« Je me suis fait avoir et je culpabilise d’avoir entraîné d’autres copains dans cette affaire. J’en dors mal la nuit. Heureusement, ma famille me soutient, car c’est difficile à vivre, tant d’un point de vue économique que psychologique. » Michel, 54 ans (1), agriculteur dans le Cher, a vendu 90 % de sa récolte de 2015 au négociant Van Hulle. Or, depuis le 19 juillet, l’organisme stockeur de la Seine-Maritime est placé en redressement judiciaire.
L’hiver dernier, les cours des céréales sont au plus bas. Quand un commercial propose des prix de 20 à 30 €/t supérieurs à ceux pratiqués par la coopérative du secteur, Michel saute sur l’occasion. « Avec des amis, j’ai vérifié à la Banque de France et sur internet que l’entreprise allait bien. » Les premiers acomptes sont payés en janvier et février, la marchandise est retirée en temps et en heure. Mais en mai, le chèque du solde revient sans provision. Michel venait de signer la vente de 300 tonnes de colza. Aujourd’hui, Van Hulle lui doit 150 000 €.
Créance de transport
Michel n’est pas le seul à avoir perdu une partie de sa récolte. Quelque 250 agriculteurs de l’Indre, du Cher, de l’Oise, de la Somme et de la Seine-Maritime ont déclaré une créance à Van Hulle, sous la forme d’une action collective menée par la FNSEA. Le montant total dépasse les 4,7 millions d’euros. Toute la filière est touchée : des fournisseurs, des négociants et des transporteurs.
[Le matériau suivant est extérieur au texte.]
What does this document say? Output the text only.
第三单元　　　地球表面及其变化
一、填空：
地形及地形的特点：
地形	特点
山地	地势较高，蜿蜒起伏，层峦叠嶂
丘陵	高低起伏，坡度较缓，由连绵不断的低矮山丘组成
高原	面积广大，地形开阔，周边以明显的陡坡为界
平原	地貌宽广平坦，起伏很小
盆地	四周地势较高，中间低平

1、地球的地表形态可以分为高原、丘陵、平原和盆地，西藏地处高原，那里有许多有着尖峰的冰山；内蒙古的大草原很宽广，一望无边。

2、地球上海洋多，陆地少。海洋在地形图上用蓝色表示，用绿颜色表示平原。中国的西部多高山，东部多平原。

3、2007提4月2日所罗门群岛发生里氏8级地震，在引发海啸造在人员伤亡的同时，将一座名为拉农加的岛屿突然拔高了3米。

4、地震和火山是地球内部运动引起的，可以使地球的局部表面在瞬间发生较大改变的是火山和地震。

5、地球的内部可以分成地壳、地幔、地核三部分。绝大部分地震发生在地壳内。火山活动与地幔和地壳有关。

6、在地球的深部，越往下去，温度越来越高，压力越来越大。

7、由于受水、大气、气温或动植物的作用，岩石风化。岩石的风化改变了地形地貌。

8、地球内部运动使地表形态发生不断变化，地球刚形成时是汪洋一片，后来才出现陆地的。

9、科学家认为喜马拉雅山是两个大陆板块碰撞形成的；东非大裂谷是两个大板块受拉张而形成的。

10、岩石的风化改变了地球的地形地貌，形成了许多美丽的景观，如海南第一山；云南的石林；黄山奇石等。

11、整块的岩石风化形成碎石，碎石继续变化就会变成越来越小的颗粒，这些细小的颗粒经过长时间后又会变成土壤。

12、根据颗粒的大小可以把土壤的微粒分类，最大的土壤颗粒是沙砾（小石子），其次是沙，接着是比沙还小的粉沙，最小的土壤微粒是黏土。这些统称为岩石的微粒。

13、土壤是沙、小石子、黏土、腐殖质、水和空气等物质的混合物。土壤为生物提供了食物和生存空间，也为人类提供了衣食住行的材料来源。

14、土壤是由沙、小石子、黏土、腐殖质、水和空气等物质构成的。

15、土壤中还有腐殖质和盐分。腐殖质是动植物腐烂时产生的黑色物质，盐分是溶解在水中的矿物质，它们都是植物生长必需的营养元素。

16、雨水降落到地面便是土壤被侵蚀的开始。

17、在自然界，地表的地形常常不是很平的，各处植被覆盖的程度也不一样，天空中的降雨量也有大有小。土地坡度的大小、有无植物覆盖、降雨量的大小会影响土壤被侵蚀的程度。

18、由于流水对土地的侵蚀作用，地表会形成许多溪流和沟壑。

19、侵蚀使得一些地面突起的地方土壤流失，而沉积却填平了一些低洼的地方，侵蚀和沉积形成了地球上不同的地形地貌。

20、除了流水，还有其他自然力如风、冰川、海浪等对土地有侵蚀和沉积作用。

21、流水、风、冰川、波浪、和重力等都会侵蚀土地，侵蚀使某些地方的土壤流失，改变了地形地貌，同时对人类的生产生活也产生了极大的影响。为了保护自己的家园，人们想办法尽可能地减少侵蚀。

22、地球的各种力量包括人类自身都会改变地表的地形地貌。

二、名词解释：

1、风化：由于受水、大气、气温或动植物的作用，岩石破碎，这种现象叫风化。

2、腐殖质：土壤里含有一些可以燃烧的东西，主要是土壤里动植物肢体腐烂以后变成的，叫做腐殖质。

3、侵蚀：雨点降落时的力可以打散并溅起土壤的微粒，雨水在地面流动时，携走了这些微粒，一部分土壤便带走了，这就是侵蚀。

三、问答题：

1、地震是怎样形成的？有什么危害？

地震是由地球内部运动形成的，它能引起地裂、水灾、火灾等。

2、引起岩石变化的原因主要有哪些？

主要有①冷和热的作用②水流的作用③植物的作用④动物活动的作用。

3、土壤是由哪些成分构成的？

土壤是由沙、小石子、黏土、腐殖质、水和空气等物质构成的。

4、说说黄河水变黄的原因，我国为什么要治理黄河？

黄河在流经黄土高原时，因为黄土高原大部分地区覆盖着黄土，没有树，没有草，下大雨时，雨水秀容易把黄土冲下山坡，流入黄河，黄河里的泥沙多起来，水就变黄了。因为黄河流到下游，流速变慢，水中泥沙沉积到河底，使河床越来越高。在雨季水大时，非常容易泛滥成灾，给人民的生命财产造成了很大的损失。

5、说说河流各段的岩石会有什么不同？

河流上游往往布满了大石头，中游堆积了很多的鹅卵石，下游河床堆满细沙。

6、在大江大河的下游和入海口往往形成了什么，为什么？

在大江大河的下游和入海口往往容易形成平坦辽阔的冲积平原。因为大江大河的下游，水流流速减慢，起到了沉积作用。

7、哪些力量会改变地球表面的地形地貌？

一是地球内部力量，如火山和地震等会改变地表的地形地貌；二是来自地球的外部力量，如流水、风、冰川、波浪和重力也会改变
Philippe (1) faisait ainsi, tous les jours, les allers et retours entre l’Indre et Rouen. « Je venais d’embaucher un chauffeur. Van Hulle me doit 27 000 €. J’ai dû vendre du matériel et emprunter à des amis pour pouvoir vivre. » En tant que transporteur, Philippe a des chances d’être payé. En effet, la loi Gayssot autorise les routiers à se retourner contre les agriculteurs si le donneur d’ordre n’est pas solvable.
Une créance prévisionnelle de 200 000 €
La facture pourrait donc s’alourdir pour les producteurs, comme l’explique Éric de Laguerenne, juriste à la FDSEA du Cher. « Nous avons déclaré des créances prévisionnelles pour près de 200 000 € dans le département. Mais un transporteur a déjà réclamé 30 000 € à un agriculteur. Avec la FNSEA, nous faisons tout pour que la loi Gayssot ne s’applique pas. »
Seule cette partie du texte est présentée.